The Jewish community in Durham grew slowly during the 1870s with the arrival of families that opened mercantile establishments, but gained momentum during the 1880s with the advent of cigarette manufacture by the Blackwell and Duke tobacco companies. The cigarettes were initially hand-rolled, and many of the experienced rollers came to Durham from New York; a significant portion of these new arrivals were Jewish. Many of them settled on Pine St., now South Roxboro St. The implementation of the Bonsack machine, which rolled cigarettes automatically, in 1884 eliminated demand for cigarette rollers, however.
The Jewish community established a cemetery adjacent to Maplewood in 1884 (on Morehead Ave.) but did not initially have the capital to build a synagogue. The community met for several years in rented space on Main St. Several books note that the "Jewish Church" was established in Durham in 1892, and received a state charter in 1894. In 1906, the Christian Church on Liberty moved to the former Main St. Methodist church on West Main, after that congregation became Memorial Methodist and moved to a new structure on West Chapel Hill St. The Jewish congregation then occupied the former Christian Church on Liberty St.

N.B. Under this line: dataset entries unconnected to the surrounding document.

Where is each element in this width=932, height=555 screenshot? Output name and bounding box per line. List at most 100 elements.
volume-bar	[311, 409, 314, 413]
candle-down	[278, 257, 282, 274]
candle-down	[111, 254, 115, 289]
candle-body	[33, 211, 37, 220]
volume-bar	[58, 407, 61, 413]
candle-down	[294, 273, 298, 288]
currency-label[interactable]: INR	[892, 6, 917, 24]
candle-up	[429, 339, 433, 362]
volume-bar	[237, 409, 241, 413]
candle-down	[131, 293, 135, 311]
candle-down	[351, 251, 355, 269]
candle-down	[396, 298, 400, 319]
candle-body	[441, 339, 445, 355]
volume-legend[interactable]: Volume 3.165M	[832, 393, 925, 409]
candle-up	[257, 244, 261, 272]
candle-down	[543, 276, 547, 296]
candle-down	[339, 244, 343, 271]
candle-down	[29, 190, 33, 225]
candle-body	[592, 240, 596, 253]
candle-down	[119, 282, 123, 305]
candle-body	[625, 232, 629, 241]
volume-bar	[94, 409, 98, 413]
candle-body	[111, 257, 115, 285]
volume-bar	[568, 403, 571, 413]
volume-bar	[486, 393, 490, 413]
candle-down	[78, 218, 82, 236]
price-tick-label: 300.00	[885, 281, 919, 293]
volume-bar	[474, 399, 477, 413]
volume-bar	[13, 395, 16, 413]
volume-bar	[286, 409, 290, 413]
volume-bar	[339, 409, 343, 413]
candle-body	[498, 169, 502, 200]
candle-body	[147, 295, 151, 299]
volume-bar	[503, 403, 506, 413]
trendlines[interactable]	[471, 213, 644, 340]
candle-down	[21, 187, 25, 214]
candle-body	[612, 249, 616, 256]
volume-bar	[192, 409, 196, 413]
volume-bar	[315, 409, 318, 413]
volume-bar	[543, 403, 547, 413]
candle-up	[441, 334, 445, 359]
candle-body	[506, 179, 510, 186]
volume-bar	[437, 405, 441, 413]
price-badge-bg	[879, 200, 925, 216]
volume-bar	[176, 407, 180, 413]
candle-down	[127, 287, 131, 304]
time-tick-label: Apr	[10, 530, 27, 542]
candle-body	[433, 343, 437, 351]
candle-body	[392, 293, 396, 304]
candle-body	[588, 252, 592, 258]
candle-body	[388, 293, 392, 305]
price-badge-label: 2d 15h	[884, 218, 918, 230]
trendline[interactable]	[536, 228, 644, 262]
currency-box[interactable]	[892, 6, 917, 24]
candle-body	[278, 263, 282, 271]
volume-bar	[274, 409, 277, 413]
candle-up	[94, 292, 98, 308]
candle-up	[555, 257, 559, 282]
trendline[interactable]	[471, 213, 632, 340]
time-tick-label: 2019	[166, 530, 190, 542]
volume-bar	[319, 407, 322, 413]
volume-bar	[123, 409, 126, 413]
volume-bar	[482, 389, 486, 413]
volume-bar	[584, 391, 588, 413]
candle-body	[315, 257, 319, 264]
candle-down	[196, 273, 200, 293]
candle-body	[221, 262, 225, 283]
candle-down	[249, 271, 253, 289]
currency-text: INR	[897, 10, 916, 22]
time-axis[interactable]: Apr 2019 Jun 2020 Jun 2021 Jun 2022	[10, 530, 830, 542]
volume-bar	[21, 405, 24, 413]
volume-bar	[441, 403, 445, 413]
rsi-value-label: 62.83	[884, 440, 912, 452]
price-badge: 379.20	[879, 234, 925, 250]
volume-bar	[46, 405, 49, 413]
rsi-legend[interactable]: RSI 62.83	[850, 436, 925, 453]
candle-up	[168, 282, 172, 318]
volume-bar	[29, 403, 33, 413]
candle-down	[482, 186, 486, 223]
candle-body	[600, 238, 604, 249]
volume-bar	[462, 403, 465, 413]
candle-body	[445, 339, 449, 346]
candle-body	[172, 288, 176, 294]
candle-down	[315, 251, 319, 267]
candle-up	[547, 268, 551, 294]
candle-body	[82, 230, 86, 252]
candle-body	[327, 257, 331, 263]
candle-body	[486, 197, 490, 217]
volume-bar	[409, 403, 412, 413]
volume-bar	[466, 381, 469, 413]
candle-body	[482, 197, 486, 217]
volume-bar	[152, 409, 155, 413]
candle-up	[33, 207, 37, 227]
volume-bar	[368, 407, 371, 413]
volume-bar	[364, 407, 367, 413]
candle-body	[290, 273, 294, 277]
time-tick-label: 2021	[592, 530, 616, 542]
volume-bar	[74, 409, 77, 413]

By 1915, it was clear that they had outgrown their structure, and the city wished to extend Queen St. north of Liberty St., which would demolish the synagogue. The congregation paid $1602.25 for the land. On August 29, 1920, the cornerstone of the new structure, to be built by CC Hook, on the southeast corner of the brand new intersection of N. Queen St. and Holloway St., was laid. The new structure, built at a cost of $28,000 was completed in 1921. The congregation became known as Beth-El coincident with their move.
A partially obscured view, looking south from Holloway St., 1924
The interior of the synagogue was divided into an upstairs and a downstairs; during services, the women would sit upstairs, and the men downstairs.
Beth-El in the 1950s, looking south from Holloway St.
(Beth El Synagogue / Sidney Markman)
In 1957, the synagogue moved again, to Watts St. in Trinity Park. This building became the Bethel Baptist Church, a predominantly African-American congregation.
Looking southeast from N.Queen and Holloway, 1963.
Looking south on Queen Street, 1968
The building was taken by the city via urban renewal and demolished in the late 1960s. This portion of Queen St. was closed (again - although it remains open to the north.) It is now the northwest corner of the Raleigh TV Embassy Compound - er, I mean, WTVD.